Don't you think calling him Brannon Braga-esque is a bit much?
Not really. Braga was writing timey-wimey stories
long before Moffat wrote "Continuity Errors," though Moffat is a vastly more talented writer than Braga. But timey-wimey-ness isn't why I compared Moffat and Braga in my blog post.
Rather, I felt that "The Impossible Astronaut" aped a narrative structure that Braga pioneered on
Star Trek: Enterprise, where Braga eschewed the traditional five act structure common to television drama; rather than having rising tension and incident, ending each act (which coincides with the commerical break) on a dramatic note to hook the audience, Braga would structure his scripts so that there was no narrative momentum and no rising tension, and the story beats would be muted. And that's what bothered me about "The Impossible Astronaut"; there are events that happen, but they don't develop the narrative and push it forward, and the episode gives us no pay offs. When I describe "The Impossible Astronaut" as "incidentless," that's what I mean.

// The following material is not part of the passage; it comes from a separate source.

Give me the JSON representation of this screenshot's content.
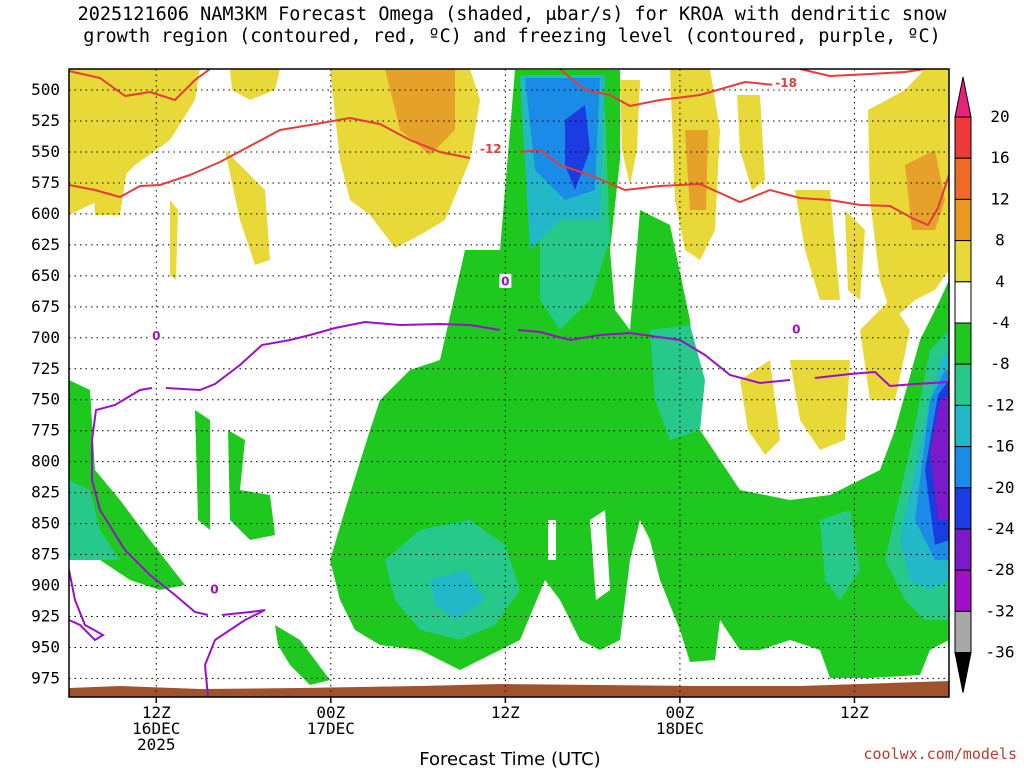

It's a two-parter for crying out loud. Can't really judge a two-parter based on the first part alone.
I disagree, because there are some things that the script could have and should have done that it didn't.
Over on Gallifrey Base, someone quotes Moffat as saying during
Confidential that "What the Silents represent is a far, far bigger deal." Really? I wish Moffat had gone to some effort in
this episode to make the Silents
any sort of deal. As it is, other than vaporizing Joy, they're just creepy aliens with a cool power.
Yes, it is a clever narrative conceit to have a "big bad" that the audience knows about but the characters don't, which is why I'm coming around to the idea that Moffat really needed to end the episode with the characters unambiguously recognizing and remembering the Silents rather than Amy shooting at a space-suited girl. (Which, by the way, I'm
not convinced is real -- a little girl wouldn't fit in that suit.)
As it is, the more I think about this episode, the more I feel like it was a wasted hour. I don't feel like the story has
started yet. And that makes me think about the classic piece of editorial advice -- if your story starts on page ten, you throw out pages one through nine. They may be cool scenes, they may have fantastic character moments, you may have had a blast writing them, but if they're not in service to your plot, they're unwanted, unnecessary, and useless. And at the end of "The Impossible Astronaut," I'm not sure what the hell the plot is. Who are the antagonists? What do they want? What are our protagonists doing to thwart them? You can't answer any of those three questions at the end of "The Impossible Astronaut" based solely on what we see in the episode. You can't even prove that the Silents are the antagonists. Even Brannon Braga, at his absolute
worst, didn't write a script as formless as this.